Девушка опустила глаза и не ответила.
– Что ж ты молчишь? – совсем тихо проговорил он. – Ничего, говорю, что я такой?..
– Так ведь вы заплатите… – все еще не поднимая глаз, еле слышно ответила девушка.
Берг откровенно и зло рассмеялся.
– Вот оно что! А я думал, что ты меня та́к полюбишь, без денег… А? Полюбишь, что ль? – все еще смеясь, спрашивал он. Но глаза его не смеялись. Жидкие, они вдруг словно замерзли и подернулись морозной пылью, стали льдисто-холодными и непроницаемыми.

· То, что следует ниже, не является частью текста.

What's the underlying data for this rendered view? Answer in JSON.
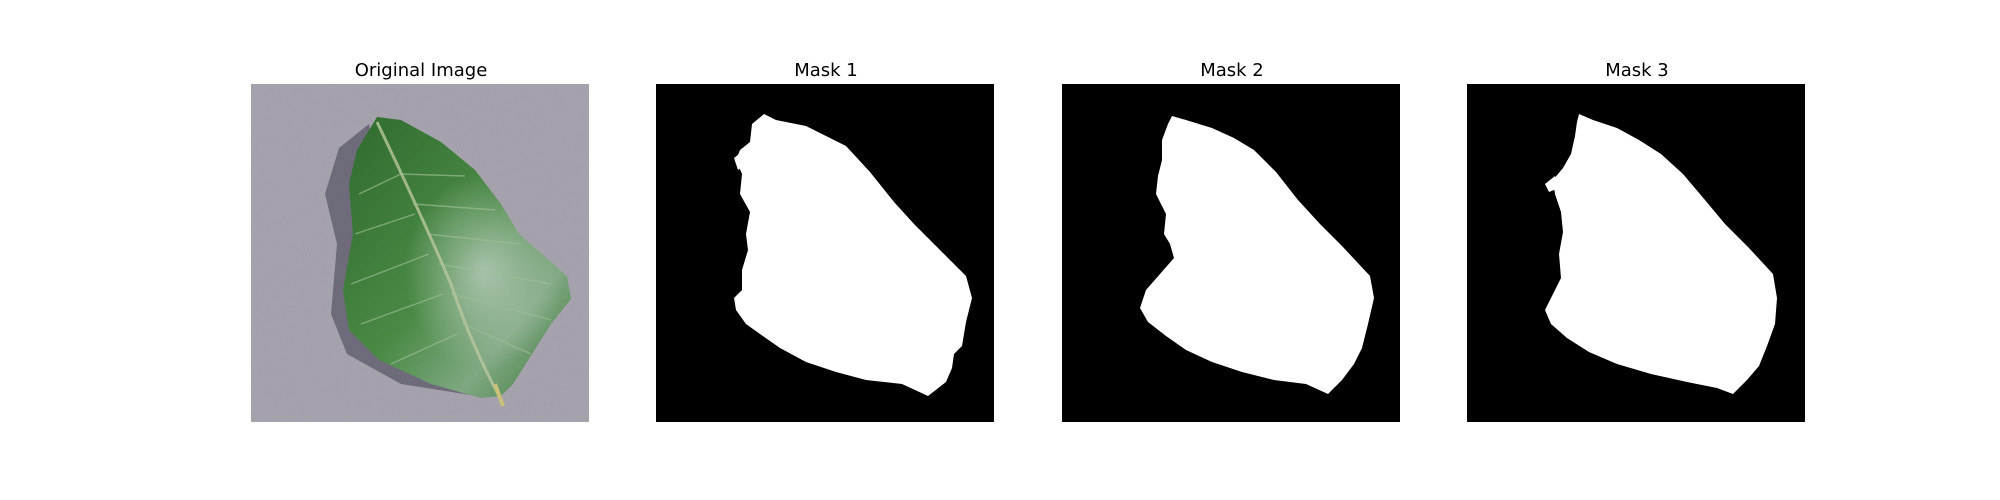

Девушка недоуменно взглянула на него. Берг поспешно отвернулся и поковылял к двери.
– Ну что ж, придется заплатить, коль так…
И запер каюту на ключ.
За́ полночь вдруг подул ветер. Пароход стало слегка покачивать. Все эти часы Бергу мучительно хотелось припомнить Бушуева и разговор с ним. Но как он ни напрягал памяти – ничего не вспомнил. Берг пил редко. Очень редко. Но если пил, то подряд два-три дня. И, напиваясь до бесчувствия, всегда забывал, что было накануне.

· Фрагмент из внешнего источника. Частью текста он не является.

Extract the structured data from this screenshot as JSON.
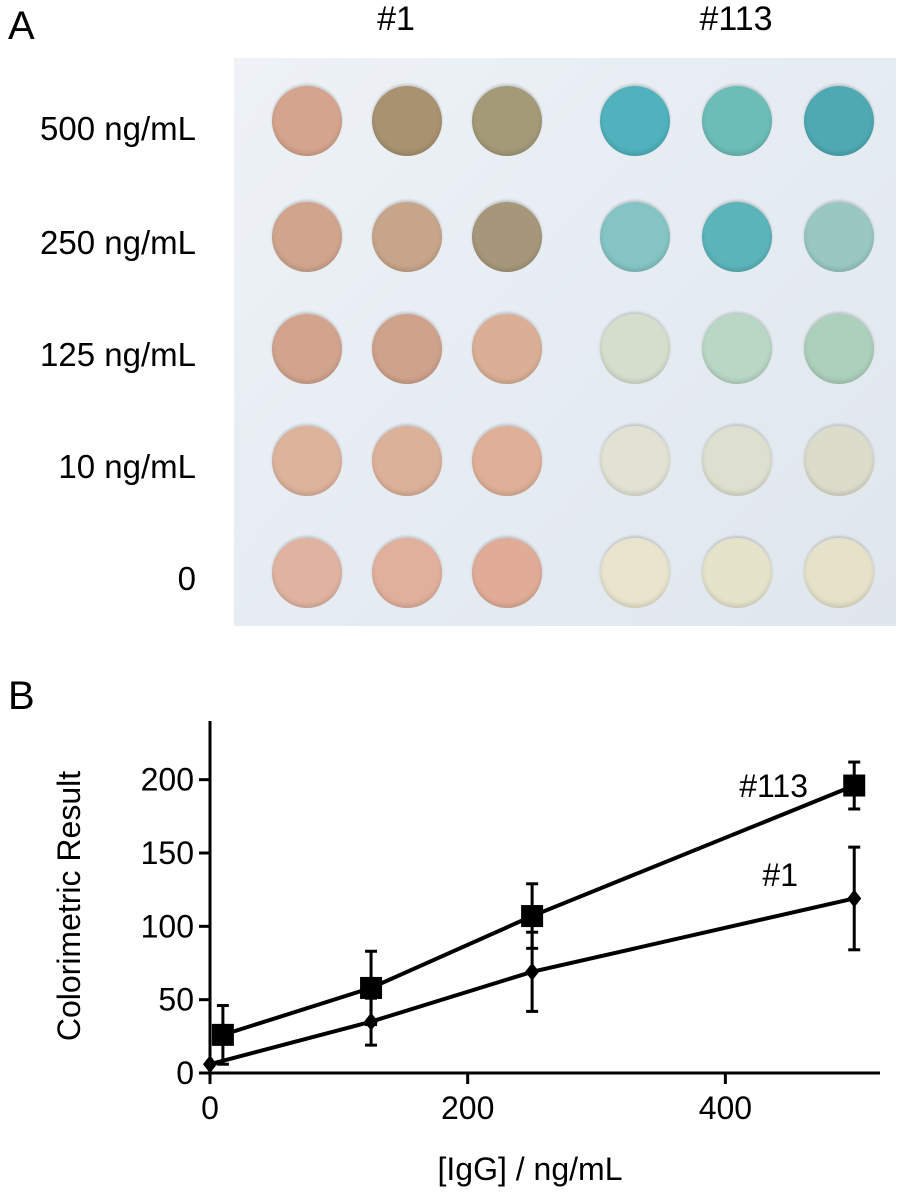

Девушка принесла откуда-то гитару. Берг прилег на койку, посадил Лену возле себя и долго слушал ее песни. Пела она неплохо, и неплохо аккомпанировала. Потом завязалась беседа.
Берг перестал пить еще с вечера и быстро трезвел. Девушка же захмелела, стала развязней и разговорчивей, и он даже подумал о том, что она вовсе и не такая скромница, какой прикинулась вначале. Она была не глупа, ему это нравилось, и он с интересом болтал с нею.

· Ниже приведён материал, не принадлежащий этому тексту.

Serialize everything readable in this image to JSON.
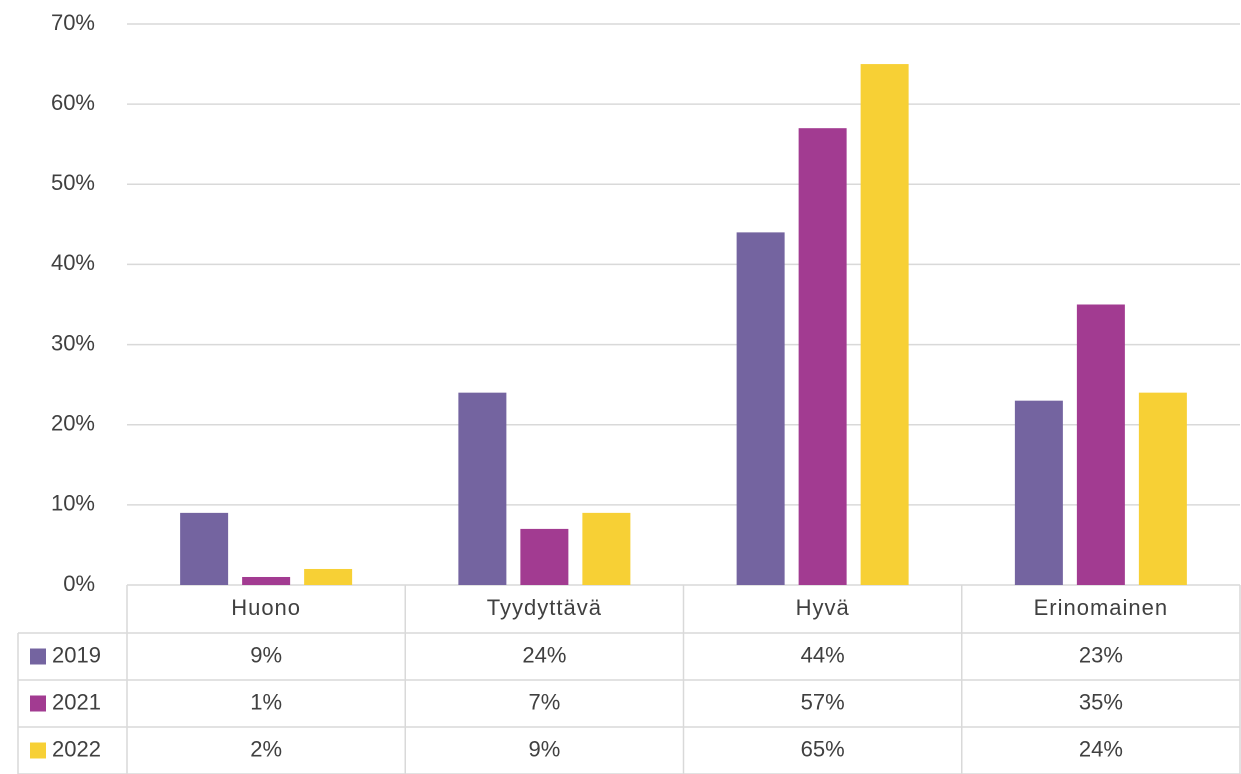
{
  "chart_data": {
    "type": "bar",
    "categories": [
      "Huono",
      "Tyydyttävä",
      "Hyvä",
      "Erinomainen"
    ],
    "series": [
      {
        "name": "2019",
        "color": "#7464a0",
        "values": [
          9,
          24,
          44,
          23
        ],
        "value_labels": [
          "9%",
          "24%",
          "44%",
          "23%"
        ]
      },
      {
        "name": "2021",
        "color": "#a23b91",
        "values": [
          1,
          7,
          57,
          35
        ],
        "value_labels": [
          "1%",
          "7%",
          "57%",
          "35%"
        ]
      },
      {
        "name": "2022",
        "color": "#f7d035",
        "values": [
          2,
          9,
          65,
          24
        ],
        "value_labels": [
          "2%",
          "9%",
          "65%",
          "24%"
        ]
      }
    ],
    "ylim": [
      0,
      70
    ],
    "yticks": [
      {
        "value": 0,
        "label": "0%"
      },
      {
        "value": 10,
        "label": "10%"
      },
      {
        "value": 20,
        "label": "20%"
      },
      {
        "value": 30,
        "label": "30%"
      },
      {
        "value": 40,
        "label": "40%"
      },
      {
        "value": 50,
        "label": "50%"
      },
      {
        "value": 60,
        "label": "60%"
      },
      {
        "value": 70,
        "label": "70%"
      }
    ],
    "grid": true
  }
}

– И вы никогда не были женаты? – спрашивала она, лениво перебирая гитарные струны.
– Нет.
– Значит, всегда вот с такими… как я?
– Да, по совести говоря, всегда. Впрочем, была у меня одна… любовь. Э-э, да какая там любовь! – вдруг махнул он рукой и прикрыл глаза пухлыми веками. – Просто поставил свою секретаршу в такие условия, что ей деваться было некуда. Одним словом… Да ты чего ко мне с этим пристала?
– Так. Интересно. Человек вы умный, с положением, а не женатый…
– Так это именно оттого, что я умный, – рассмеялся он. – Ум человеку даден для того, чтобы не делать лишнего. Вот я и не делаю того, чего не надо делать.
– А со мной спите?
– С тобой сплю.
– Это не лишнее?
– Ну, это вопрос сложный… – вдруг серьезно сказал он и отвернулся. – Тут я тебе простыми словами не объясню. Ты лучше вот что скажи: ты смерти боишься?
– Боюсь. А вы?
– Не знаю… – он задумался. – Пожалуй, что смерть сама по себе не страшна. Страшно равнодушие других к твоей смерти…
– А вам что до этого?
– Ну все-таки… сознание, что никто тебя не вспомнит добрым словом… Нет, неприятно. Вот, я думаю, убийцы…
– А вы людей убивали? – вдруг перебила она его.
– Нет, Лена… – вздохнул он, точно сожалел, что не убивал людей. – Сам я людей никогда не убивал. Мне, знаешь, курицы не зарезать самому-то… В детстве пробовал, так чуть в обморок не упал. Нет, я не убивал людей. Я только смертные приговоры подписывал… Послушай, Лена, – вдруг оживился он, поворачиваясь на бок и подпирая щеку ладонью. – Ты знаешь, что такое гуманизм?
– Нет.
– Ну и ладно… и молчи! – почему-то сердито сказал он, снова ложась. – Впрочем, постой! Ну-ка, скажи: гу-манизм.
– Не буду.
– Почему? – удивился он.
– Это, наверно, какое-нибудь неприличное слово, – ответила девушка.
– Да-а… – задумчиво протянул Берг и опять вздохнул. – Словцо, конечно, так себе, не очень определенное.
Она долго и пристально рассматривала его. Потом нерешительно протянула руку и погладила его седеющие волосы. Он вздрогнул.
– Вам, видно, не везет в жизни… – тихо сказала она.
– Может быть… – ответил он через некоторое время и рассмеялся. – Чушь, Лена! Мне всегда везло! Мне чертовски везло! Мне всегда будет везти! Запомни это! Давай песню! Песню, Лена.